Yes, that's exactly the reason. They are filtering racemic Ketamine just so that they can patent and upsell it at exorbitant rates.
Can the results be used ti justify off-label use of normal ketamine?
There are hundreds of Ketamine clinics using it off-label already, the problem is that the insurance won't cover the off-label use and a course of about 10 infusions might cost around $5k at the current rates.
>the problem is that the insurance won't cover the off-label use and a course of about 10 infusions might cost around $5k at the current rates.

But I thought the goal of the pharmaceutical companies, according to your earlier comment, is to synthesize K to charge exorbitant prices. Aren't prices already exorbitant?

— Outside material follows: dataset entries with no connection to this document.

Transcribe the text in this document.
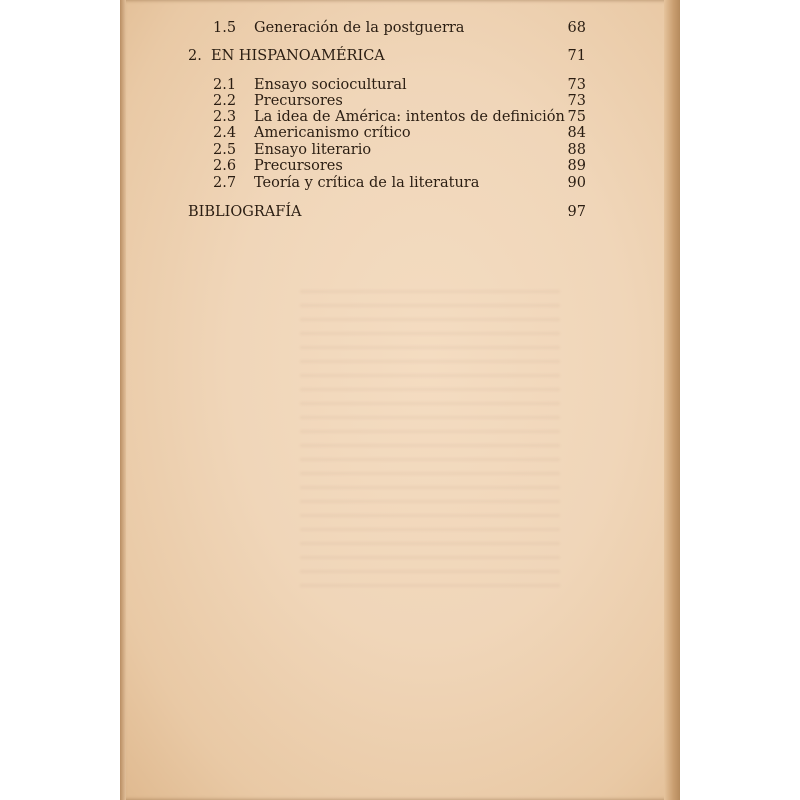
1.5 Generación de la postguerra	68
2. EN HISPANOAMÉRICA	71
2.1 Ensayo sociocultural	73
2.2 Precursores	73
2.3 La idea de América: intentos de definición 75
2.4 Americanismo crítico	84
2.5 Ensayo literario	88
2.6 Precursores	89
2.7 Teoría y crítica de la literatura	90
BIBLIOGRAFÍA	97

The ketamine their are using costs a few bucks. Most of the money goes to the clinics for facilitating the treatments. Depending on the kind of session it can take about 2 hours and there are a few medical professionals involved. This cost stays, the cost of esketamine will be added on top.
Just like Lunesta is filtered racemic Zopliclone (sold everywhere else)
Vector of action is another reason - a nasal spray is far friendlier than injection. Although I don't know why that can't or shouldn't be done for ketamine.
About the safety:

https://www.vice.com/en_us/article/nzdnak/why-ketamine-is-th...

So the half S, half R compound (I assume "esketamine" is S ketamine and "arketamine" R ketamine) is a commonly used drug in every emergency unit, probably in much higher doses than the ones used for depression.

Using the S half only seems a way to get it patented.

The concern seems to be that a nasal spray could lead to addiction beacuse fast assimilation. People that have used it illegally tell me that tolerance builds up very quickly, but they're talking about high (K-hole) doses. They don't use it often, just once in a month and mostly the racemate.

They say esketamine only is weird and a little scary. The R half is what gives the happines feeling and mild hallucinogen effect, while the S half is the cause for depersonalization.

A curious detail: the gq article says it's administered IV, while in vice article it's said that IV is dangerous because laryngospasm.

Capitalism overhype a potential product? No way!